Roby Thomas, MD, discusses the shortage of lutetium Lu 177 vipivotide tetraxetan, and how it had affected patients with metastatic castration-resistant prostate cancer being treated at UPMC Hillman Cancer Center.
Roby Thomas, MD, a medical oncologist, and hematologist at UPMC Hillman Cancer Center, discusses the shortage of lutetium Lu 177 vipivotide tetraxetan (Pluvicto), and how it previously affected patients with metastatic castration-resistant prostate cancer (mCRPC) being treated at UPMC Hillman Cancer Center.
Lu 177 vipivotide tetraxetan is a tumor-targeted radionuclide therapy approved for the treatment of patients with metastatic castration-resistant prostate cancer in the post androgen receptor pathway inhibition, post-taxane-based chemotherapy setting in 2022. It is the first and only agent of its kind with no alternative option.

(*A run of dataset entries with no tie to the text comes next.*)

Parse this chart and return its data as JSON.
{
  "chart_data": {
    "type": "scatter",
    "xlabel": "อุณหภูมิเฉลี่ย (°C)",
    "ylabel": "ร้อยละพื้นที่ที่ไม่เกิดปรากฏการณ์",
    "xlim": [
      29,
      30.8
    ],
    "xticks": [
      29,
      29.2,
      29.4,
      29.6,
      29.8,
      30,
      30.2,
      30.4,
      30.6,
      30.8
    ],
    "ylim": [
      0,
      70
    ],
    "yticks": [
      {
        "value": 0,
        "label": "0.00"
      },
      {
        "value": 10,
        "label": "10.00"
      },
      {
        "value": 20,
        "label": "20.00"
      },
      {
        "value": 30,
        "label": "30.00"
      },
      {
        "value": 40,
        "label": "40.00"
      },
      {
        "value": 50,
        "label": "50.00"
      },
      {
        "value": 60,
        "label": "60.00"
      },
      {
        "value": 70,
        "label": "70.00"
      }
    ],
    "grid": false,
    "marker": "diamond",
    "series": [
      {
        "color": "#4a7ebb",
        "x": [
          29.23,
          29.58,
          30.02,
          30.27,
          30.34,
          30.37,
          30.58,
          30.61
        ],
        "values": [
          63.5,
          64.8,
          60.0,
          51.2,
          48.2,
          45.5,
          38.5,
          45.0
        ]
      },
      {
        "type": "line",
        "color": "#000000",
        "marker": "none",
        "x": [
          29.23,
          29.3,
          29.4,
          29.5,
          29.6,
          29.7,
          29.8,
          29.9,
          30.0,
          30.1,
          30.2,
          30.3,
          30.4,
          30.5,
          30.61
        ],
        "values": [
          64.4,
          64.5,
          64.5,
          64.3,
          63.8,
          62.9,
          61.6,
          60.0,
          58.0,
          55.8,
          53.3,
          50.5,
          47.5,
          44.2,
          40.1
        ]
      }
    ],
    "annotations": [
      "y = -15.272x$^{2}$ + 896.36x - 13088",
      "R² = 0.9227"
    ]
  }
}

In a full interview, Thomas states that the utility of Lu 177 vipivotide tetraxetan was demonstrated in the phase 3 VISION study (NCT03511664). The therapy achieved improvement in progression-free survival (PFS) compared with standard-of-care treatment (HR, 0.61; 95% CI, 0.52-0.74; P <.0001).
According to Thomas, UPMC Hillman Cancer Center was among the first institutions to have access to lutetium Lu 177 vipivotide tetraxetan, which created a great opportunity for patients. But, the shortage of the drug resulted in long waiting lists.
0:08 | Mentioning Pluvicto, our cancer center is one of a few that had access to it early, [and] have the capabilities early to administer it, under the guidance of Krishna Gupta, MD. When the time came, and we had patients that had, had been on a list, per protocol that they got compassionate access to Pluvicto, and so they were kind of at the top of the list, but once the FDA approval came about, they had to get into another list.
0:36 | I've personally had patients wait for a few months to book where they could get it, and I've had a couple of patients who by the time they got it, it was just too late or they didn't even get it. Months is kind of the timeframe that we're looking at.